三個人一出來,把小心翼翼往前走的村民差點兒嚇跑,趙青海急忙喊道:“大哥,是我們。”
村民一屁股坐在地上,關掉手裡的手電筒長出一口氣說道:“我還以為被那些鬼追到了,差點兒嚇死我。”
村民和他們說了一下自己的經歷,原來他比趙青海他們先跑出來的,他擔心趙青海他們出不來,就在附近等著。等了一陣子沒等著人,準備先離開石人溝,等天亮再下來找他們。
四個人雖然身上有多處摔出淤青,但是有驚無險,心裡都很高興,現在他們隻擔心劉先生逃不出來。
“放心吧二叔,劉先生會對付鬼,他現在一定躲在什麽地方等天亮哪。”周悅安慰周天運說道。
五月天兒,燕山剛剛披上綠裝,後半夜還是寒氣逼人,在寒冷中挨到天亮,四個人都快被凍僵了。當天逐漸亮了起來,大家發現,不知道什麽時候烏雲密布,好象快要下雨了。
天一亮,村民就能清楚的分辨周圍的環境了,他看了看說道:“咱們在石人溝中部,往外走幾裡路就能找到地方。”

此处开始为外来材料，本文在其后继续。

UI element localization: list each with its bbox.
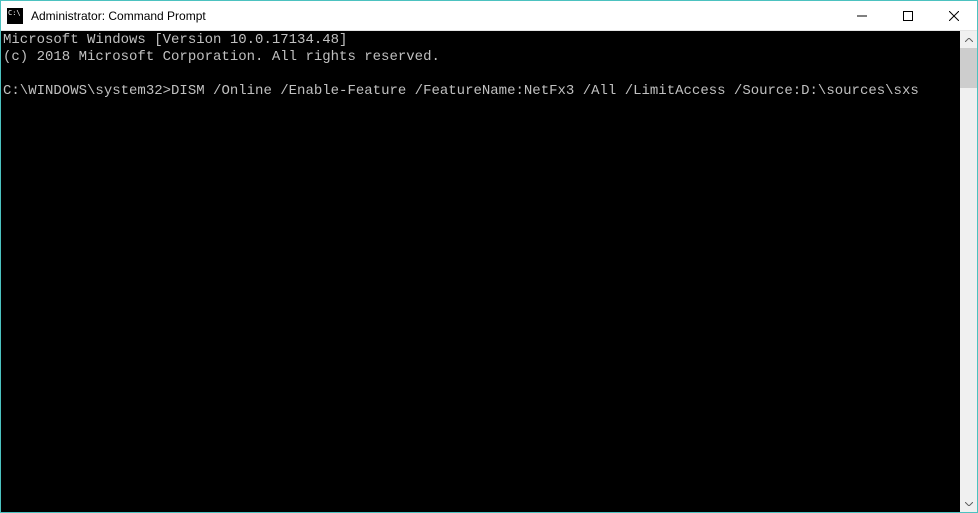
scroll-up-button[interactable]: [960, 31, 977, 48]
cmd-icon: [7, 8, 23, 24]
terminal-line-version: Microsoft Windows [Version 10.0.17134.48…: [3, 32, 347, 48]
close-button[interactable]: [931, 1, 977, 30]
scroll-thumb[interactable]: [960, 48, 977, 88]
minimize-button[interactable]: [839, 1, 885, 30]
scroll-track[interactable]: [960, 48, 977, 495]
maximize-icon: [903, 11, 913, 21]
scroll-down-button[interactable]: [960, 495, 977, 512]
terminal-prompt: C:\WINDOWS\system32>: [3, 83, 171, 99]
window-controls: [839, 1, 977, 30]
maximize-button[interactable]: [885, 1, 931, 30]
close-icon: [949, 11, 959, 21]
command-prompt-window: Administrator: Command Prompt Microsoft …: [0, 0, 978, 513]
terminal-command: DISM /Online /Enable-Feature /FeatureNam…: [171, 83, 919, 99]
terminal[interactable]: Microsoft Windows [Version 10.0.17134.48…: [1, 31, 960, 512]
chevron-up-icon: [965, 38, 973, 42]
titlebar[interactable]: Administrator: Command Prompt: [1, 1, 977, 31]
window-title: Administrator: Command Prompt: [31, 9, 206, 23]
chevron-down-icon: [965, 502, 973, 506]
terminal-area: Microsoft Windows [Version 10.0.17134.48…: [1, 31, 977, 512]
minimize-icon: [857, 11, 867, 21]
scrollbar[interactable]: [960, 31, 977, 512]
terminal-line-copyright: (c) 2018 Microsoft Corporation. All righ…: [3, 49, 440, 65]
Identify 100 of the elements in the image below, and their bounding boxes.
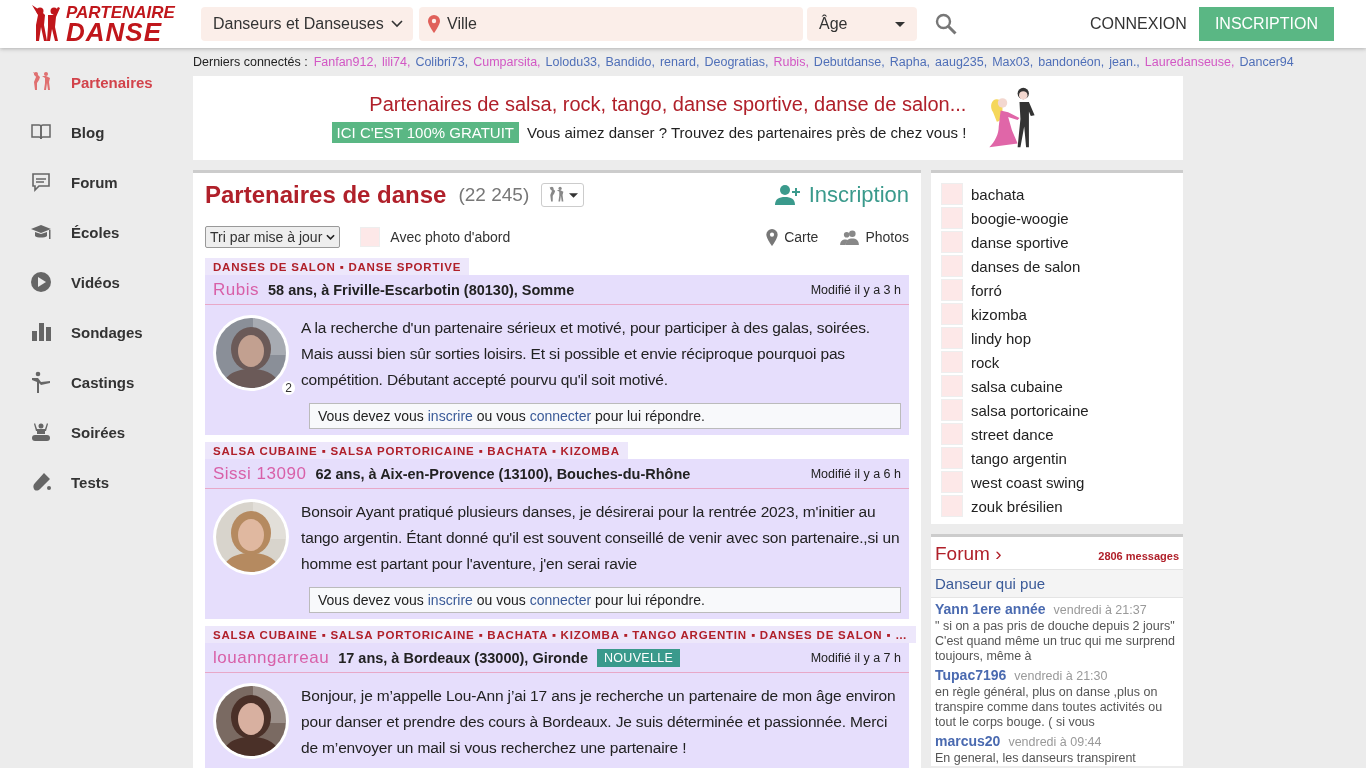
- listing-title: Partenaires de danse: [205, 181, 447, 209]
- search-icon[interactable]: [935, 13, 957, 35]
- checkbox-label: boogie-woogie: [971, 209, 1069, 227]
- location-pin-icon: [766, 228, 779, 246]
- map-link[interactable]: Carte: [766, 228, 819, 246]
- profile-details: 17 ans, à Bordeaux (33000), Gironde: [338, 649, 588, 666]
- signup-link[interactable]: inscrire: [427, 408, 473, 424]
- user-plus-icon: [774, 185, 801, 205]
- free-badge: ICI C'EST 100% GRATUIT: [331, 122, 519, 143]
- profile-text: A la recherche d'un partenaire sérieux et motivé, pour participer à des galas, soirées. Mais aussi bien sûr sorties loisirs. Et si possible et envie réciproque pourquoi pas compétition. Débutant accepté pourvu qu'il soit motivé.: [301, 318, 871, 390]
- forum-title[interactable]: Forum ›: [935, 543, 1002, 565]
- sidebar-item[interactable]: Blog: [0, 107, 193, 157]
- banner-tagline: Vous aimez danser ? Trouvez des partenaires près de chez vous !: [526, 124, 967, 141]
- checkbox-label: forró: [971, 281, 1002, 299]
- user-link[interactable]: Cumparsita,: [473, 55, 541, 69]
- modified-time: Modifié il y a 7 h: [810, 650, 901, 665]
- dance-tags: SALSA CUBAINE ▪ SALSA PORTORICAINE ▪ BACHATA ▪ KIZOMBA: [205, 442, 628, 459]
- checkbox-label: west coast swing: [971, 473, 1085, 491]
- play-icon: [30, 271, 52, 293]
- user-link[interactable]: Dancer94: [1239, 55, 1294, 69]
- dancer-icon: [30, 371, 52, 393]
- checkbox-label: danses de salon: [971, 257, 1081, 275]
- test-tube-icon: [30, 471, 52, 493]
- banner-headline: Partenaires de salsa, rock, tango, danse sportive, danse de salon...: [369, 93, 967, 116]
- user-link[interactable]: aaug235,: [935, 55, 988, 69]
- sidebar-item[interactable]: Forum: [0, 157, 193, 207]
- checkbox-label: danse sportive: [971, 233, 1069, 251]
- profile-details: 58 ans, à Friville-Escarbotin (80130), Somme: [267, 281, 575, 298]
- recent-label: Derniers connectés :: [193, 55, 308, 69]
- user-link[interactable]: Deogratias,: [704, 55, 769, 69]
- gender-dropdown[interactable]: [541, 183, 585, 207]
- bar-chart-icon: [30, 321, 52, 343]
- user-link[interactable]: Max03,: [992, 55, 1034, 69]
- dance-tags: SALSA CUBAINE ▪ SALSA PORTORICAINE ▪ BACHATA ▪ KIZOMBA ▪ TANGO ARGENTIN ▪ DANSES DE SALON ▪ …: [205, 626, 916, 643]
- reply-notice: Vous devez vous inscrire ou vous connecter pour lui répondre.: [309, 403, 901, 429]
- checkbox-label: tango argentin: [971, 449, 1067, 467]
- message-count: 2806 messages: [1098, 550, 1179, 562]
- post-time: vendredi à 21:30: [1014, 669, 1108, 683]
- caret-down-icon: [569, 192, 579, 198]
- user-link[interactable]: Fanfan912,: [313, 55, 377, 69]
- sidebar-item[interactable]: Tests: [0, 457, 193, 507]
- post-time: vendredi à 21:37: [1053, 603, 1147, 617]
- sidebar-item[interactable]: Vidéos: [0, 257, 193, 307]
- login-link[interactable]: connecter: [529, 592, 592, 608]
- inscription-link[interactable]: Inscription: [774, 182, 909, 208]
- city-field[interactable]: Ville: [419, 7, 803, 41]
- user-link[interactable]: Debutdanse,: [813, 55, 885, 69]
- sidebar-item[interactable]: Soirées: [0, 407, 193, 457]
- user-link[interactable]: bandonéon,: [1038, 55, 1105, 69]
- checkbox-label: kizomba: [971, 305, 1027, 323]
- category-dropdown[interactable]: Danseurs et Danseuses: [201, 7, 413, 41]
- user-link[interactable]: Rubis,: [773, 55, 809, 69]
- checkbox-label: rock: [971, 353, 1000, 371]
- sort-dropdown[interactable]: Tri par mise à jour: [205, 226, 341, 248]
- user-link[interactable]: Lauredanseuse,: [1144, 55, 1235, 69]
- author-name[interactable]: Yann 1ere année: [935, 601, 1046, 617]
- reply-notice: Vous devez vous inscrire ou vous connecter pour lui répondre.: [309, 587, 901, 613]
- forum-topic[interactable]: Danseur qui pue: [931, 570, 1183, 598]
- login-link[interactable]: connecter: [529, 408, 592, 424]
- checkbox-label: salsa portoricaine: [971, 401, 1089, 419]
- post-time: vendredi à 09:44: [1008, 735, 1102, 749]
- forum-post-text: En general, les danseurs transpirent: [935, 751, 1137, 766]
- photos-link[interactable]: Photos: [840, 228, 909, 246]
- photo-count: 2: [282, 381, 295, 395]
- author-name[interactable]: Tupac7196: [935, 667, 1007, 683]
- new-badge: NOUVELLE: [597, 648, 681, 667]
- author-name[interactable]: marcus20: [935, 733, 1001, 749]
- profile-details: 62 ans, à Aix-en-Provence (13100), Bouches-du-Rhône: [315, 465, 691, 482]
- caret-down-icon: [895, 21, 905, 27]
- checkbox-label: zouk brésilien: [971, 497, 1063, 515]
- checkbox-label: Avec photo d'abord: [390, 229, 511, 245]
- profile-name[interactable]: Sissi 13090: [213, 463, 307, 484]
- signup-link[interactable]: inscrire: [427, 592, 473, 608]
- profile-name[interactable]: louanngarreau: [213, 647, 330, 668]
- user-link[interactable]: Rapha,: [889, 55, 931, 69]
- checkbox-label: street dance: [971, 425, 1054, 443]
- login-link[interactable]: CONNEXION: [1089, 15, 1187, 33]
- user-link[interactable]: renard,: [659, 55, 700, 69]
- age-dropdown[interactable]: Âge: [807, 7, 917, 41]
- user-link[interactable]: Bandido,: [605, 55, 655, 69]
- user-link[interactable]: Colibri73,: [415, 55, 469, 69]
- dance-tags: DANSES DE SALON ▪ DANSE SPORTIVE: [205, 258, 470, 275]
- user-link[interactable]: Lolodu33,: [545, 55, 601, 69]
- user-link[interactable]: jean.,: [1109, 55, 1140, 69]
- forum-post-text: " si on a pas pris de douche depuis 2 jours" C'est quand même un truc qui me surprend toujours, même à: [935, 619, 1176, 664]
- forum-post-text: en règle général, plus on danse ,plus on transpire comme dans toutes activités ou tout le corps bouge. ( si vous: [935, 685, 1164, 730]
- sidebar-item[interactable]: Partenaires: [0, 57, 193, 107]
- sidebar-item[interactable]: Castings: [0, 357, 193, 407]
- logo[interactable]: PARTENAIRE DANSE: [30, 3, 195, 45]
- profile-text: Bonjour, je m’appelle Lou-Ann j’ai 17 ans je recherche un partenaire de mon âge environ pour danser et prendre des cours à Bordeaux. Je suis déterminée et passionnée. Merci de m’envoyer un mail si vous recherchez une partenaire !: [301, 686, 897, 758]
- sidebar-item[interactable]: Écoles: [0, 207, 193, 257]
- checkbox-label: salsa cubaine: [971, 377, 1063, 395]
- user-link[interactable]: lili74,: [381, 55, 411, 69]
- modified-time: Modifié il y a 3 h: [810, 282, 901, 297]
- chat-icon: [30, 171, 52, 193]
- sidebar-item[interactable]: Sondages: [0, 307, 193, 357]
- listing-count: (22 245): [458, 184, 530, 206]
- checkbox-label: lindy hop: [971, 329, 1032, 347]
- people-icon: [840, 229, 860, 245]
- checkbox-label: bachata: [971, 185, 1025, 203]
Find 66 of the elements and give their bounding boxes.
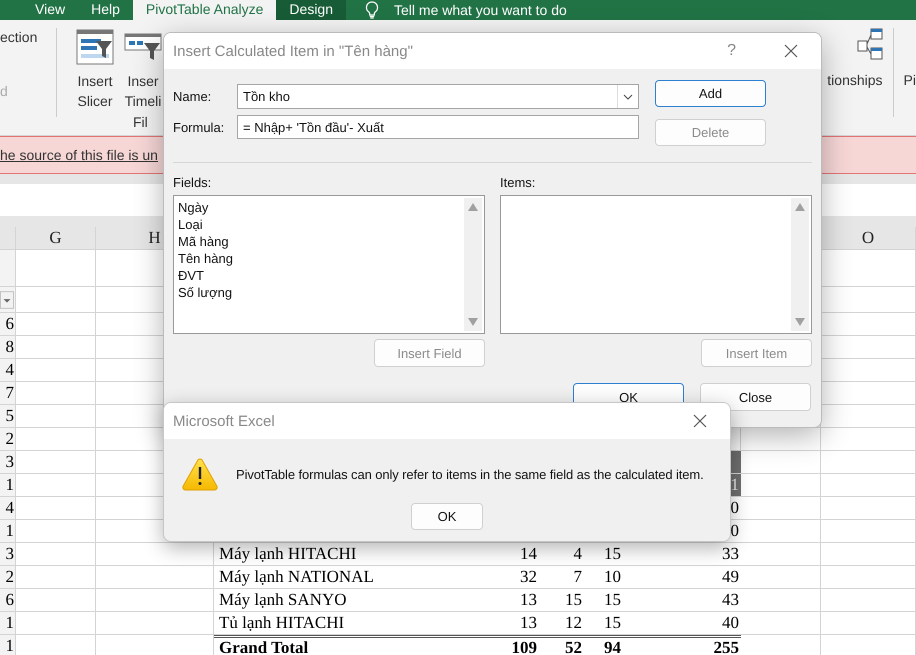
formula-label: Formula: xyxy=(173,120,226,134)
table-cell: Grand Total xyxy=(214,635,469,655)
help-button[interactable]: ? xyxy=(727,42,736,60)
ok-button[interactable]: OK xyxy=(411,503,483,530)
cell-value: 5 xyxy=(6,406,14,426)
tell-me-search[interactable]: Tell me what you want to do xyxy=(394,2,567,18)
table-cell: 13 xyxy=(469,612,539,635)
ribbon-tab[interactable]: Help xyxy=(78,0,133,20)
name-combo-box[interactable]: Tồn kho xyxy=(237,84,639,109)
window-title: Microsoft Excel xyxy=(173,412,276,430)
cell-value: 6 xyxy=(6,590,14,610)
field-list-item[interactable]: Tên hàng xyxy=(178,250,458,267)
fields-label: Fields: xyxy=(173,175,212,191)
security-warning-link[interactable]: he source of this file is un xyxy=(0,147,158,163)
cell-value: 8 xyxy=(6,337,14,357)
close-icon[interactable] xyxy=(784,44,798,58)
items-label: Items: xyxy=(500,175,536,191)
cell-value: 7 xyxy=(6,383,14,403)
cell-value: 2 xyxy=(6,429,14,449)
scroll-down-icon[interactable] xyxy=(468,318,478,326)
relationships-icon xyxy=(856,28,883,62)
cell-value: 3 xyxy=(6,544,14,564)
cell-value: 1 xyxy=(6,636,14,655)
table-cell: 12 xyxy=(539,612,584,635)
name-label: Name: xyxy=(173,89,212,104)
cell-value: 1 xyxy=(6,613,14,633)
field-list-item[interactable]: Ngày xyxy=(178,199,458,216)
fields-list[interactable]: Ngày Loại Mã hàng Tên hàng ĐVT Số lượng xyxy=(173,195,485,334)
ribbon-command[interactable]: Pi xyxy=(904,20,916,135)
field-list-item[interactable]: ĐVT xyxy=(178,267,458,284)
table-cell: 255 xyxy=(649,635,741,655)
field-list-item[interactable]: Số lượng xyxy=(178,284,458,301)
formula-field[interactable]: = Nhập+ 'Tồn đầu'- Xuất xyxy=(237,115,639,139)
cell-value: 6 xyxy=(6,314,14,334)
slicer-icon xyxy=(76,29,114,65)
ribbon-button[interactable]: Insert Slicer xyxy=(73,29,117,111)
table-cell: 15 xyxy=(584,612,649,635)
ribbon-tab[interactable]: Design xyxy=(276,0,346,20)
items-list[interactable] xyxy=(500,195,812,334)
table-cell: Tủ lạnh HITACHI xyxy=(214,612,469,635)
table-cell: 94 xyxy=(584,635,649,655)
ribbon-tab[interactable]: View xyxy=(22,0,78,20)
table-cell: 40 xyxy=(649,612,741,635)
cell-value: 1 xyxy=(6,521,14,541)
dialog-button[interactable]: Add xyxy=(655,80,766,107)
scroll-up-icon[interactable] xyxy=(468,203,478,211)
ribbon-command[interactable]: ection xyxy=(0,29,56,45)
ribbon-button[interactable]: Inser Timeli xyxy=(121,29,165,111)
warning-icon xyxy=(182,457,218,491)
table-cell: 109 xyxy=(469,635,539,655)
ribbon-tab[interactable]: PivotTable Analyze xyxy=(132,0,276,20)
cell-value: 1 xyxy=(6,475,14,495)
table-cell: 52 xyxy=(539,635,584,655)
dialog-button[interactable]: Close xyxy=(700,383,811,411)
close-icon[interactable] xyxy=(693,414,707,428)
cell-value: 4 xyxy=(6,360,14,380)
relationships-button[interactable]: tionships xyxy=(827,20,883,135)
chevron-down-icon xyxy=(623,94,633,100)
cell-value: 2 xyxy=(6,567,14,587)
window-title: Insert Calculated Item in "Tên hàng" xyxy=(173,42,414,60)
group-label: Fil xyxy=(133,114,149,130)
filter-dropdown-icon[interactable] xyxy=(0,290,14,310)
cell-value: 4 xyxy=(6,498,14,518)
cell-value: 3 xyxy=(6,452,14,472)
scroll-down-icon[interactable] xyxy=(795,318,805,326)
scroll-up-icon[interactable] xyxy=(795,203,805,211)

等了大半夜也沒等著劉先生,四個人商量了一下,準備先去放周環屍體的位置,然後再做打算。
在村民的帶領下,他們很快就來到放置周環屍體的位置,這裡是在一個高高的斷崖下面,周環就是摔下斷崖摔死的。
看守屍體的兩個村民穿著軍大衣,卷縮在草叢裡,看見他們來了都很高興,由於他們來晚了,嘴裡嘮嘮叨叨的埋怨,周悅聽的不耐煩,瞪眼吼了一嗓子,他們才停下。
周天運看見屍體又哭了起來,裝壽衣的包跑丟了,不用給屍體換衣服,趙青海見暫時沒自己什麽事兒,坐在一塊兒石頭上等著。
十多分鍾後,在村民和周悅的勸說下,周天運才不哭了,村民從兜裡掏出一塊兒塑料布鋪在地上,和趙青海把摔的血肉模糊的周環裹住,趙青海背起周環的屍體,大家匆匆忙忙的離開了石人溝。
上了石人溝,周天運決定他和趙青海、帶路的村民先走,讓兩個看屍體的村民和周悅去找劉先生。如果過了中午找不到,就趕快往回趕,爭取在天黑前回到村子。